Understanding how lungs work helps explain exercise, asthma, choking, infections, and many medical treatments.
Key Facts
- Air pathway: nose or mouth to pharynx to larynx to trachea to bronchi to bronchioles to alveoli.
- Inhalation occurs when the diaphragm contracts and moves downward, increasing chest volume and lowering lung pressure.
- Exhalation at rest occurs when the diaphragm relaxes, chest volume decreases, and air is pushed out.
- Gas exchange happens by diffusion: O2 moves from alveoli into blood, and CO2 moves from blood into alveoli.
- Pressure and volume are inversely related: P1V1 = P2V2 for a fixed amount of gas at constant temperature.

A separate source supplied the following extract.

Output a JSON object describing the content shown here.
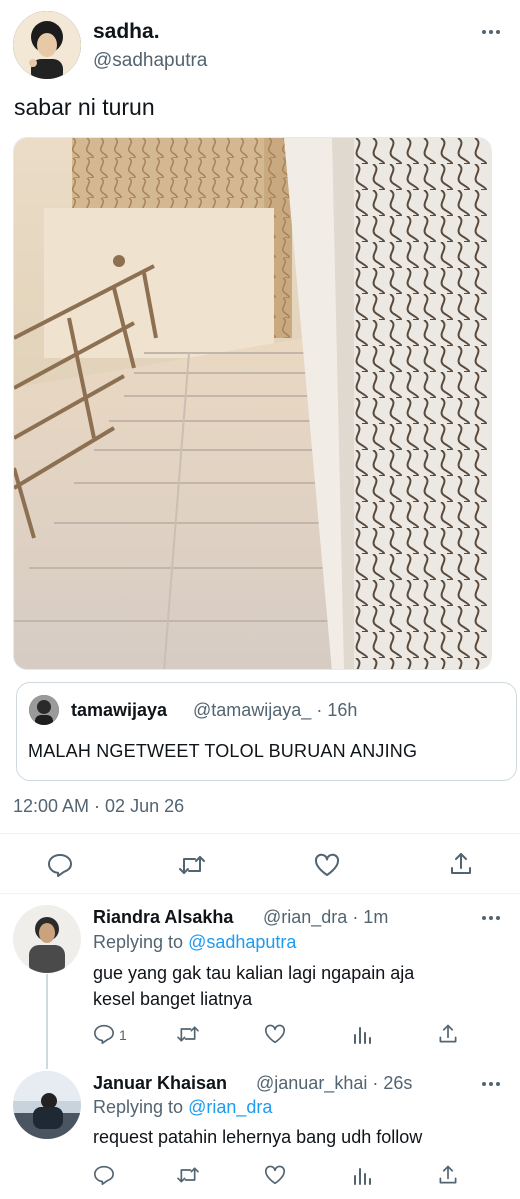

- A typical adult at rest breathes about 12 to 20 times per minute and moves about 500 mL of air per normal breath.
Vocabulary
- Alveoli
- Tiny air sacs in the lungs where oxygen enters the blood and carbon dioxide leaves the blood.
- Diaphragm
- A dome-shaped muscle below the lungs that drives most breathing by changing the volume of the chest cavity.
- Trachea
- The windpipe that carries air from the throat toward the two main bronchi.
- Bronchioles
- Small branching airways inside the lungs that deliver air to the alveoli.
- Diffusion
- The movement of particles from an area of higher concentration to an area of lower concentration.
Common Mistakes to Avoid
- Thinking lungs actively suck air in. Air moves in because the diaphragm increases chest volume and lowers pressure inside the lungs.
- Confusing breathing with gas exchange. Breathing moves air in and out, while gas exchange is the diffusion of oxygen and carbon dioxide across the alveolar walls.

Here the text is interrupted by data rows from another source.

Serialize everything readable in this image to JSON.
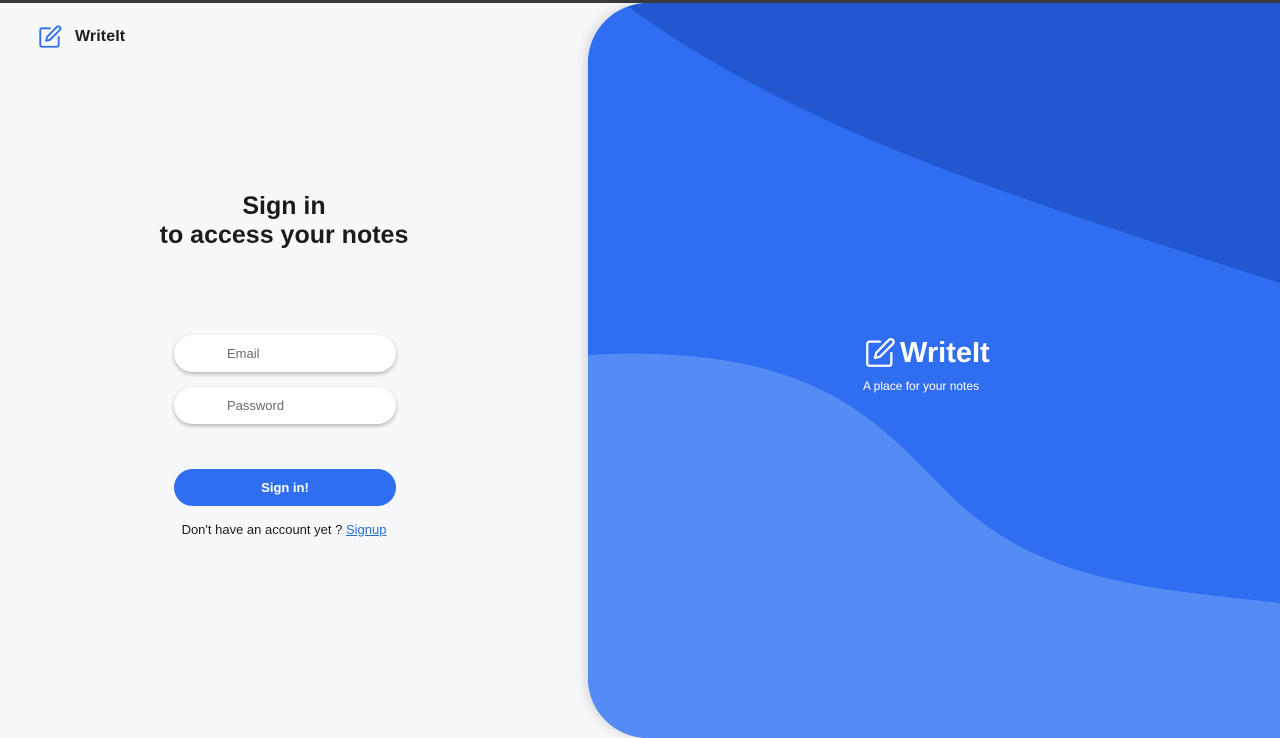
{
  "app": {
    "name": "WriteIt"
  },
  "login": {
    "heading_line1": "Sign in",
    "heading_line2": "to access your notes",
    "email_placeholder": "Email",
    "password_placeholder": "Password",
    "submit_label": "Sign in!",
    "signup_prompt": "Don't have an account yet ?",
    "signup_link": "Signup"
  },
  "hero": {
    "title": "WriteIt",
    "tagline": "A place for your notes"
  },
  "icons": {
    "brand": "edit-note-icon"
  },
  "colors": {
    "accent": "#2f6df1",
    "accent_dark": "#2257cf",
    "accent_light": "#548bf4",
    "link": "#2a6bd6",
    "background": "#f6f8fa"
  }
}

- Saying oxygen turns into carbon dioxide in the lungs. Oxygen is used by body cells during cellular respiration, and carbon dioxide produced by cells is carried back to the lungs.

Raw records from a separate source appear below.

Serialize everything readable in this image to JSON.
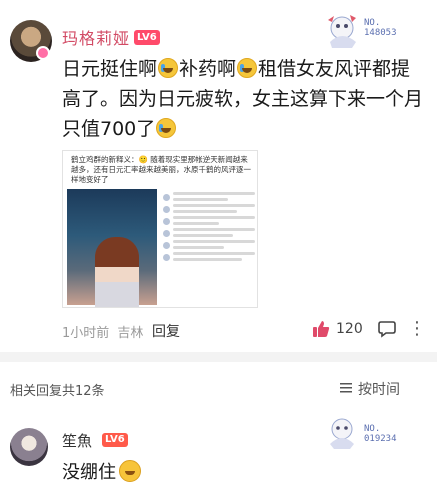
{
  "post": {
    "username": "玛格莉娅",
    "level": "LV6",
    "medal_no": [
      "NO.",
      "148053"
    ],
    "content": {
      "seg1": "日元挺住啊",
      "seg2": "补药啊",
      "seg3": "租借女友风评都提高了。因为日元疲软，女主这算下来一个月只值700了"
    },
    "image": {
      "caption": "鹤立鸡群的新释义：🙂 随着现实里那帐逆天新闻越来越多，还有日元汇率越来越美丽，水原千鹤的风评逐一样地变好了"
    },
    "time": "1小时前",
    "location": "吉林",
    "reply_label": "回复",
    "like_count": "120"
  },
  "replies_section": {
    "header": "相关回复共12条",
    "sort_label": "按时间"
  },
  "reply": {
    "username": "笙魚",
    "level": "LV6",
    "medal_no": [
      "NO.",
      "019234"
    ],
    "content": "没绷住"
  },
  "colors": {
    "username": "#d24a64",
    "badge": "#ff4a6a",
    "like": "#e04a6a"
  }
}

- Forgetting the role of blood capillaries around alveoli. Alveoli alone cannot supply the body because gases must diffuse into nearby blood vessels to be transported.
Practice Questions
- 1 A student breathes 15 times per minute and moves 500 mL of air with each breath. What is the total volume of air moved in 1 minute in liters?
- 2 A lung model has a volume of 3.0 L at a pressure of 1.0 atm. If the volume increases to 4.0 L at constant temperature, what is the new pressure?
- 3 During an asthma attack, bronchioles become narrower. Explain how this affects airflow and why exhaling can become difficult.